Re: Discussion on GPU backend

Posted by Matthias Boehm <mb...@us.ibm.com>.
Generally, I think we should really stick to (3) as done in the past, i.e.,
bring up major features in the roadmap discussions, create jira epics and
try to break them into rather isolated tasks. This works for almost any
major/minor feature. The only exception are features, where it is initially
unknown if the potential benefits outweigh the increased complexity (or
other disadvantages). Here, prototypes are required but everybody should be
free to choose a way of maintaining them. I also don't expect too much
collaboration here because of the unknown status. Once the initial unknowns
are resolved, we should come back to (3) tough.

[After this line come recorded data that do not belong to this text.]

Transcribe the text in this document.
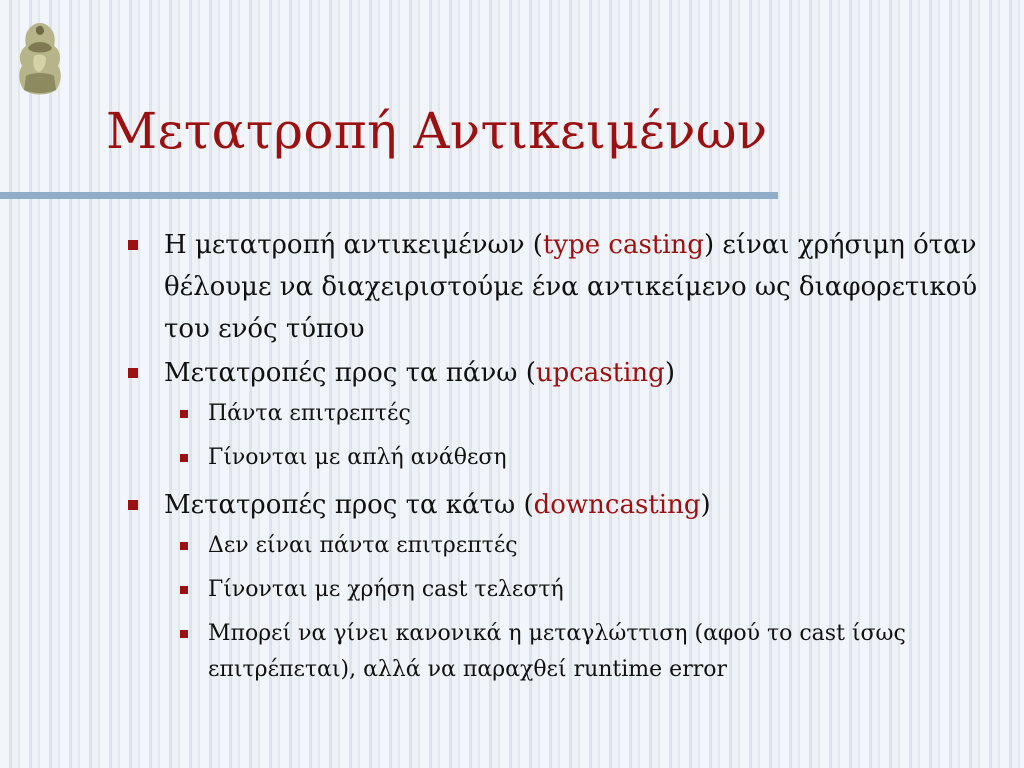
Μετατροπή Αντικειμένων
Η μετατροπή αντικειμένων (type casting) είναι χρήσιμη όταν θέλουμε να διαχειριστούμε ένα αντικείμενο ως διαφορετικού του ενός τύπου
Μετατροπές προς τα πάνω (upcasting)
Πάντα επιτρεπτές
Γίνονται με απλή ανάθεση
Μετατροπές προς τα κάτω (downcasting)
Δεν είναι πάντα επιτρεπτές
Γίνονται με χρήση cast τελεστή
Μπορεί να γίνει κανονικά η μεταγλώττιση (αφού το cast ίσως επιτρέπεται), αλλά να παραχθεί runtime error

Regarding the GPU backend, the unknowns to resolve are (1) the handling of
native libraries/kernels for deployment/test/dev, and (2) performance
comparisons on selected algorithms (prototypes, not fully integrated), data
sizes, and platforms. Once we have answers to these questions, we can
create all the tasks for optimizer/runtime integration.

Regards,
Matthias




From:	Niketan Pansare/Almaden/IBM@IBMUS
To:	dev@systemml.incubator.apache.org
Date:	05/24/2016 11:55 AM
Subject:	Re: Discussion on GPU backend



Hi all,

Since there is interest in collaborating on GPU backend, I wanted to know
what is the preferred way to go ahead with a new feature (i.e. GPU
backend) ? This discussion is also generally applicable to other major
features (for example: Flink backend, Deep Learning support, OpenCL
backend, new data types, new built-in functions, new algorithms, etc).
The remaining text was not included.